I got this book because it was mentioned on TWiT by one of the people participating in the show. Its a great background story of what really took to get Google going. It also goes in depth as to how other companies finally realized the threat they've become and what they did to get rid of them. This book explains how Google came up with all their products ideas and an in-depth look at how some of them got them in trouble. Unlike Facebook Google can't make changes without everyone saying 'Your being Evil' and violating 'Don't be Evil' the companies motto. Facebook can suddenly make all their people's private data public and says, 'We're sorry.' Then change it back. Google faces 'News media' for months and lawyers because it could be a violation of 'Users Rights'. I found this book great for the background story and a rare look behind the scenes and why they keep, so much information secret.
I heard great reviews about this book - but I was overly impressed with the storytelling as well as the research behind this extensive telling of insight into one of the greatest companies of our time.
Fascinating narration of how a tiny startup has become the giant who controls all the content on the internet. A gigantic data gathering monster who by now, knows more about you than your wife.
The author has tried to make Google the hero and paint all other corporations as evil. The character assignation of Steve Jobs, Bill Gates etc. was unnecessary and hints the fact that the author is either biased or was tasked with throwing dirt on the other Silicon Valley entrepreneurs while glorifying Page and Brin.
The part where the author downplays Google’s war driving expedition during the Google street view project as just ‘an act of a rouge engineer’ is interesting. Earlier in the book the author describes the practice of peer-review of the code written by every engineer but doesn’t explain how this data capture code could have gone unnoticed. He also doesn’t make an effort to explain how the Google engineers didn’t notice the huge amount of disk space being consumed from by the street view data collection. They would have done a storage sizing for the Street View project. If the space for the wireless grabs for 3 years was not considered, won’t they have run out of space in few months!!!
The project was slurping personal data from private Wi-Fi networks for three years before it was identified. More than 12 countries ordered investigations against Google.
If the bias and an attempt to glorify Google are ignored, the book is an interesting read, especially to the technically inclined. A motivating saga of how innovation and aspirations of few engineers has created a corporation which has changed the way we work, think and live.
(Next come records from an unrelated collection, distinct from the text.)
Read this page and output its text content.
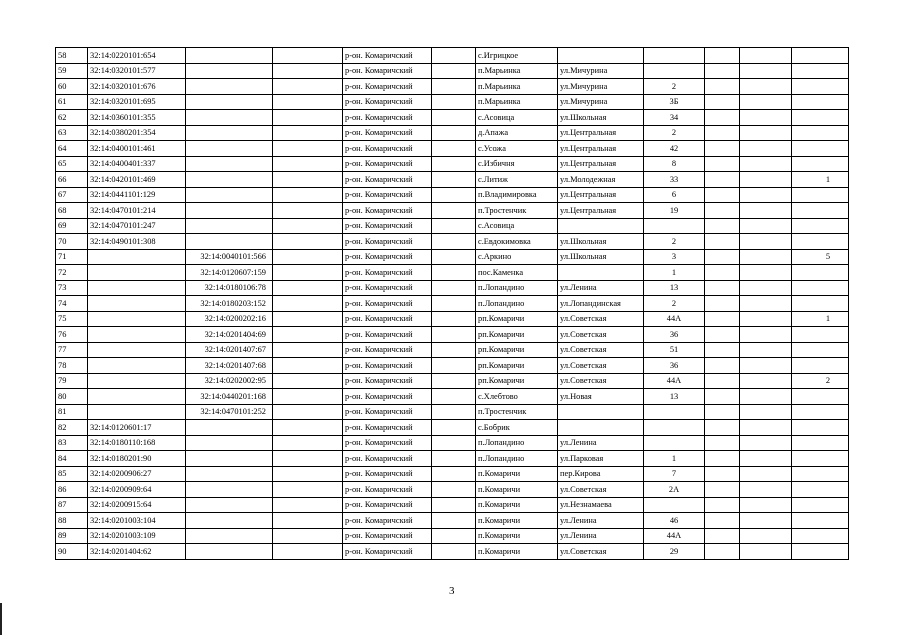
58	32:14:0220101:654			р-он. Комаричский		с.Игрицкое					
59	32:14:0320101:577			р-он. Комаричский		п.Марьинка	ул.Мичурина				
60	32:14:0320101:676			р-он. Комаричский		п.Марьинка	ул.Мичурина	2			
61	32:14:0320101:695			р-он. Комаричский		п.Марьинка	ул.Мичурина	3Б			
62	32:14:0360101:355			р-он. Комаричский		с.Асовица	ул.Школьная	34			
63	32:14:0380201:354			р-он. Комаричский		д.Апажа	ул.Центральная	2			
64	32:14:0400101:461			р-он. Комаричский		с.Усожа	ул.Центральная	42			
65	32:14:0400401:337			р-он. Комаричский		с.Избичня	ул.Центральная	8			
66	32:14:0420101:469			р-он. Комаричский		с.Литиж	ул.Молодежная	33			1
67	32:14:0441101:129			р-он. Комаричский		п.Владимировка	ул.Центральная	6			
68	32:14:0470101:214			р-он. Комаричский		п.Тростенчик	ул.Центральная	19			
69	32:14:0470101:247			р-он. Комаричский		с.Асовица					
70	32:14:0490101:308			р-он. Комаричский		с.Евдокимовка	ул.Школьная	2			
71		32:14:0040101:566		р-он. Комаричский		с.Аркино	ул.Школьная	3			5
72		32:14:0120607:159		р-он. Комаричский		пос.Каменка		1			
73		32:14:0180106:78		р-он. Комаричский		п.Лопандино	ул.Ленина	13			
74		32:14:0180203:152		р-он. Комаричский		п.Лопандино	ул.Лопандинская	2			
75		32:14:0200202:16		р-он. Комаричский		рп.Комаричи	ул.Советская	44А			1
76		32:14:0201404:69		р-он. Комаричский		рп.Комаричи	ул.Советская	36			
77		32:14:0201407:67		р-он. Комаричский		рп.Комаричи	ул.Советская	51			
78		32:14:0201407:68		р-он. Комаричский		рп.Комаричи	ул.Советская	36			
79		32:14:0202002:95		р-он. Комаричский		рп.Комаричи	ул.Советская	44А			2
80		32:14:0440201:168		р-он. Комаричский		с.Хлебтово	ул.Новая	13			
81		32:14:0470101:252		р-он. Комаричский		п.Тростенчик					
82	32:14:0120601:17			р-он. Комаричский		с.Бобрик					
83	32:14:0180110:168			р-он. Комаричский		п.Лопандино	ул.Ленина				
84	32:14:0180201:90			р-он. Комаричский		п.Лопандино	ул.Парковая	1			
85	32:14:0200906:27			р-он. Комаричский		п.Комаричи	пер.Кирова	7			
86	32:14:0200909:64			р-он. Комаричский		п.Комаричи	ул.Советская	2А			
87	32:14:0200915:64			р-он. Комаричский		п.Комаричи	ул.Незнамаева				
88	32:14:0201003:104			р-он. Комаричский		п.Комаричи	ул.Ленина	46			
89	32:14:0201003:109			р-он. Комаричский		п.Комаричи	ул.Ленина	44А			
90	32:14:0201404:62			р-он. Комаричский		п.Комаричи	ул.Советская	29			
3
The author apparently had access to many people inside Google including several in top management.
It is interesting to hear how they think and function and the personalities and objectives of the two founders.
It is unfortunate that some of our public institutions are not so rational and data driven.
The objective of the founders appears to be to alter the world and this they have done, but they are clearly not finished. Read the book to discover some of the projects that they pursue principally for the benefits to society which may never benefit their company.
If you are a geek it is a 'must read'. If you are an investor you should read the book to understand what drives the company in which you have invested your money.
It is perhaps the best -non technical - book on current technology.